For venture investors, this is an important marker: the rise of AI increases demand for specialized components and infrastructure optimization, creating more opportunities in niches previously dominated by corporations.
Voice AI and "Enterprise Packages": Betting on Revenue, Not Demos
The voice AI segment is transitioning from the "wow effect" phase to systematic implementation: contact centers, employee training, sales, content localization, and multilingual interfaces. Notably, large funding rounds are being secured by players developing corporate products and scalable sales channels.
ElevenLabs raised $500 million in Series D funding at an estimated valuation of around $11 billion. This deal confirms two trends:
- investors are willing to pay for a sustainable enterprise trajectory and clear monetization scenarios;
- the market expects voice to become the standard interface for AI agents in support and sales, rather than a separate "feature."
Fintech and M&A Deals: The Market is Re-evaluating Risk and Asset Quality
Amidst software volatility, pressure on valuations is intensifying, particularly in B2B SaaS and fintech. This is influencing negotiations surrounding M&A deals and plans for public placements. Some companies are delaying IPOs or reducing placement parameters to avoid locking in "negative" valuations compared to the expectations of previous years.
For the venture market, this indicates an increased likelihood of two scenarios:
- Consolidation — strong players are acquiring products/teams to quickly address functional gaps and reduce development costs;
- Down-round or flat-round — rounds without valuation growth but with runway preservation and a focus on profitability.
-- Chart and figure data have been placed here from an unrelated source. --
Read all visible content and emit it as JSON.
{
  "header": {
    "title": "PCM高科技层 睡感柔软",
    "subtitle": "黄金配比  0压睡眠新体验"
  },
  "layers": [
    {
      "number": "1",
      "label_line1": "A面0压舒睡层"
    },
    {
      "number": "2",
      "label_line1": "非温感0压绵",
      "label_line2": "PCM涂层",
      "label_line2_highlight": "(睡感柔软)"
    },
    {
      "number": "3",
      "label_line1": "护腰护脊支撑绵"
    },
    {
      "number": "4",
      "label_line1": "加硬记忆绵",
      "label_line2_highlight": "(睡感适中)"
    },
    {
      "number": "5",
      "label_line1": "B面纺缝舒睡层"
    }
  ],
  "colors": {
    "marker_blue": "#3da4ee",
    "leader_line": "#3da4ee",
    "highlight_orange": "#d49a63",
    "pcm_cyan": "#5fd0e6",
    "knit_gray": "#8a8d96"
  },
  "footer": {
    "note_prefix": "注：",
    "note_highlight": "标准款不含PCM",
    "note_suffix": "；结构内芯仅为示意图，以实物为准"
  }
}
Europe and the UK: Capital is Flowing into Energy, Sustainability and Industrial Cases
In Europe, including the UK, venture investments remain focused on areas where innovations are packaged into a clear regulatory and corporate logic: energy infrastructure, greentech, recycling, and industrial efficiency. This reflects a more "conservative" demand structure from large clients and government.
- Growing interest in platforms for energy markets and transaction management.
- Technologies related to circular economy and recycling are receiving funding due to ties with contracts and industry pilots.
Venture Funds Interest Map for the Week
If we summarize the key signals, the global venture market in mid-February 2026 looks like this:
- Top sector: AI (models, agents, infrastructure, chips, energy savings in data centers).
- Growth strategy: enterprise sales, partnerships with cloud providers and major integrators.
- Deals: large rounds for leaders and stricter conditions for "mid-market" players.
- Exits: the IPO window remains selective; M&A is becoming more realistic where there are synergies and cost savings.
What This Means for Investors: Practical Takeaways
For venture investors and funds, the key task in the coming weeks is to avoid overpaying for "narratives" while maintaining access to AI growth. In a context where public multiples fluctuate and IPOs are postponed, the cost of mistakes is rising, but the value of discipline is also increasing.
- In late-stage investing, check how a company defends itself against price competition and what the cost of inference is at scale.
- In growth/Series B-C, seek vertical AI cases with measurable ROI for clients and short implementation cycles.
- In seed, prioritize teams with rare expertise (chips, infrastructure, security, industrial AI), where barriers are higher and the risk of "commoditization" is lower.
- For the portfolio, prepare a plan for the next 12-18 months: extending the runway, optional bridges, engaging with the secondary market, and M&A scenarios.
The main takeaway of the day: venture investments in 2026 remain globally active, but the market demands proof. Startups that transform AI from a loud promise into operational efficiency, revenue, and scalable products will emerge victorious.